It's not pointless at all. For long-term maintenance, the community strength and level of active development is just as important (and sometimes more important) than minor feature differences.
I would often rather use a decade-old project that was developed solo by a world-class expert dumping code over the wall once every 6 months than a community project being hacked on by 100 amateurs.
Without additional context I find recency of last commit and number of committers to be almost impossible to draw useful conclusions from.
I wish this both-lazy-and-condescending missing-the-point hand-wavy-analogy argument style would die already.
The earlier poster in this thread implied that number of contributors and recency of commits in one of two competing github projects was evidence that it was better.
My point is that these are inadequate (often totally misleading) heuristics unless both projects are otherwise extremely similar, which they usually are not, and even then are usually not very useful heuristics compared to other ways of comparing the projects.
Unless you know who the authors are, what the project management/organization style is, how the project is funded / what level of commitment the authors have, what the project release cycle is like, etc., or unless you directly examine the code yourself, the only thing that looking at the most recent git commit tells you is how recently someone published public code changes.
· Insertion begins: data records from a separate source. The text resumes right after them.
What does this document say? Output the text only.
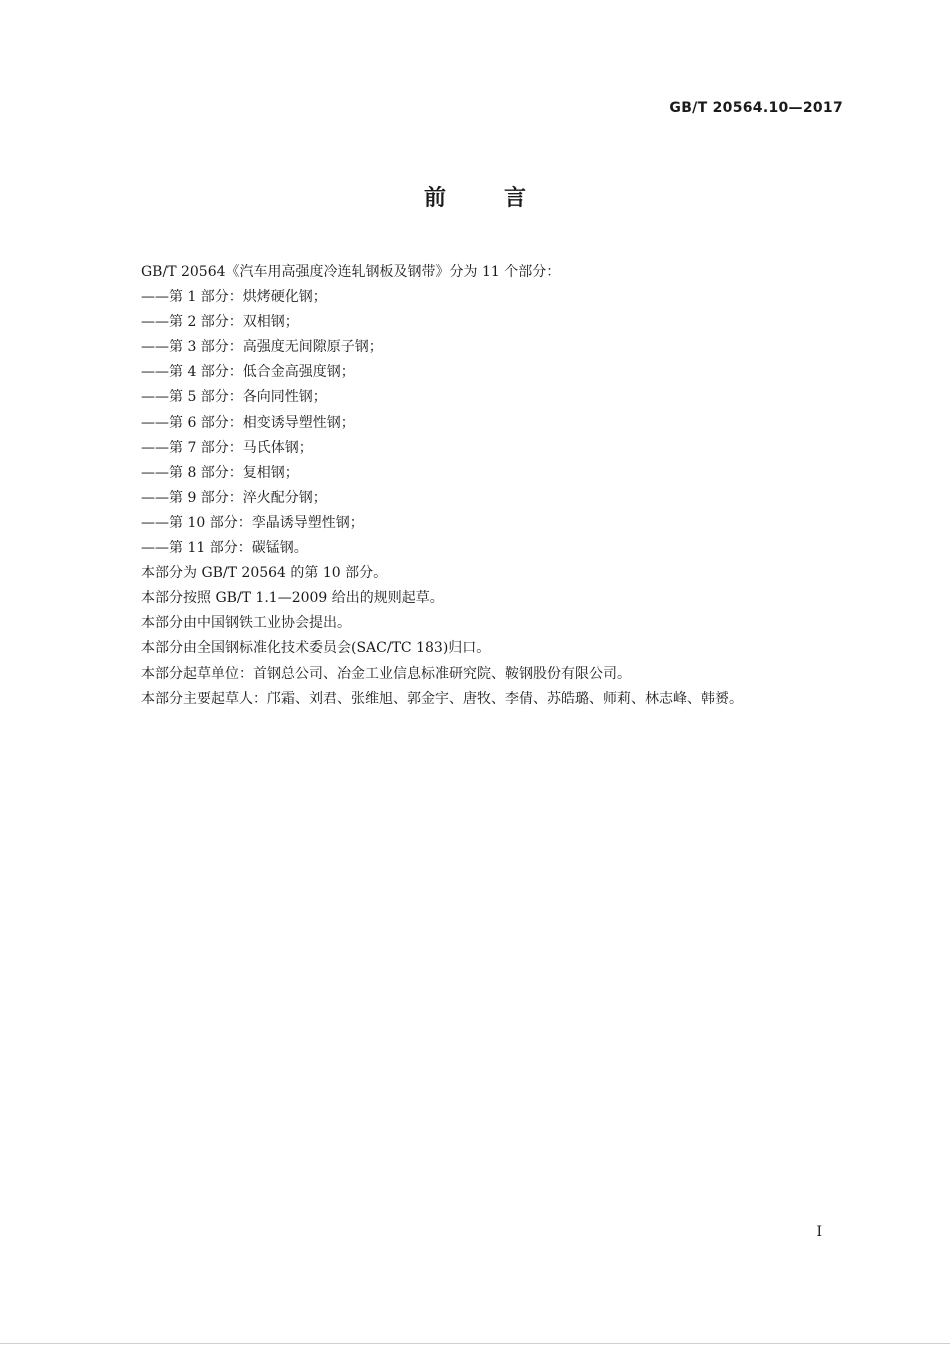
GB/T 20564.10—2017
前	言
GB/T 20564《汽车用高强度冷连轧钢板及钢带》分为 11 个部分：
——第 1 部分：烘烤硬化钢；
——第 2 部分：双相钢；
——第 3 部分：高强度无间隙原子钢；
——第 4 部分：低合金高强度钢；
——第 5 部分：各向同性钢；
——第 6 部分：相变诱导塑性钢；
——第 7 部分：马氏体钢；
——第 8 部分：复相钢；
——第 9 部分：淬火配分钢；
——第 10 部分：孪晶诱导塑性钢；
——第 11 部分：碳锰钢。
本部分为 GB/T 20564 的第 10 部分。
本部分按照 GB/T 1.1—2009 给出的规则起草。
本部分由中国钢铁工业协会提出。
本部分由全国钢标准化技术委员会(SAC/TC 183)归口。
本部分起草单位：首钢总公司、冶金工业信息标准研究院、鞍钢股份有限公司。
本部分主要起草人：邝霜、刘君、张维旭、郭金宇、唐牧、李倩、苏皓璐、师莉、林志峰、韩赟。
I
Which is not something that anyone evaluating two projects cares about directly, but only as some heuristic signal of other features that might be more costly to examine.
But note that commit recency doesn’t give a remotely useful sense of how extensible the project is, how readable or efficient the code is, how well designed the API is, how good the documentation is, how friendly the community is, how competent the project management is, .....
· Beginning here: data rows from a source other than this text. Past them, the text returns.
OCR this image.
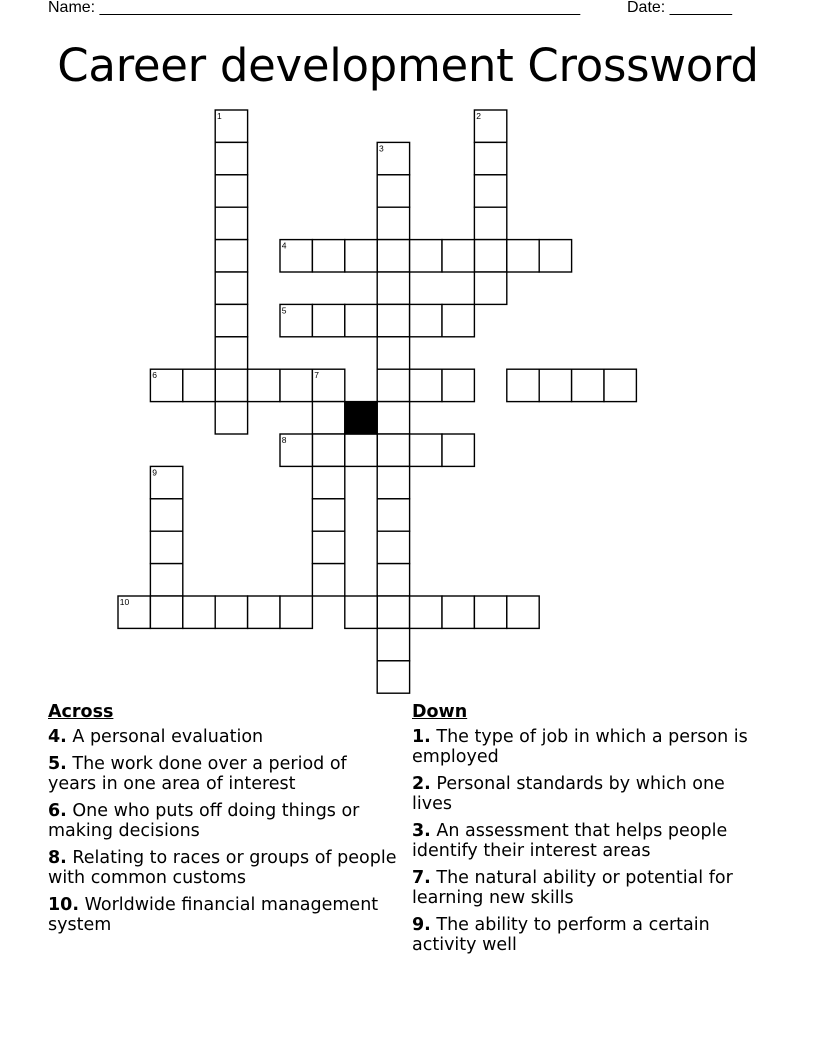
Name: ______________________________________________________	Date: _______
Career development Crossword
1	2
3
4
5
6	7
8
9
10
Across
4. A personal evaluation
5. The work done over a period of years in one area of interest
6. One who puts off doing things or making decisions
8. Relating to races or groups of people with common customs
10. Worldwide financial management system
Down
1. The type of job in which a person is employed
2. Personal standards by which one lives
3. An assessment that helps people identify their interest areas
7. The natural ability or potential for learning new skills
9. The ability to perform a certain activity well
If we want to make a car analogy, it’s like choosing which car to buy based on how frequently the company introduces new models, or how many engineers they employ, rather than based on customer reviews, reliability estimates, accessibility of mechanics, gas mileage, top speed, or storage capacity.
Your argument is basically analogous to: “because the average car with frequent updates is better than the average car with infrequent model updates, criticizing that as a primary criterion for choosing a car is an invalid argument”. Notice that you haven’t even bothered to examine whether your premise about the relation between updates and quality is true, or whether that average relationship makes update frequency a practically useful heuristic or not.
You are arguing a red herring. I never posited that update frequency is the only useful metric, or that you shouldn't consider how well the library itself works. You should consider all the aspects that are relevant to your use cases...and often this should include the community strength, along with the intrinsic library design, funding, documentation, etc. Certainly you shouldn't stop at the library design and code itself, that is just one of many considerations to weigh when adopting a dependency.
In the absence of any other information, the more recently updated codebase is preferred to the least recently updated, for the same reason that an abandoned codebase is dispreferable.
Alternative equally speculative conclusion from the same data: the very-in-flux code is so shoddy that there are constant security bugs needing weekly fixes, whereas the stable and relatively inactive code is so rock solid that nobody ever needs to touch it for it to keep working.
For example, how often does DJB publish new code changes to his various projects?
You are right, but we don't the proficiency of the developers. The best info we have is the repository update info. That's what you have to quickly compare the projects.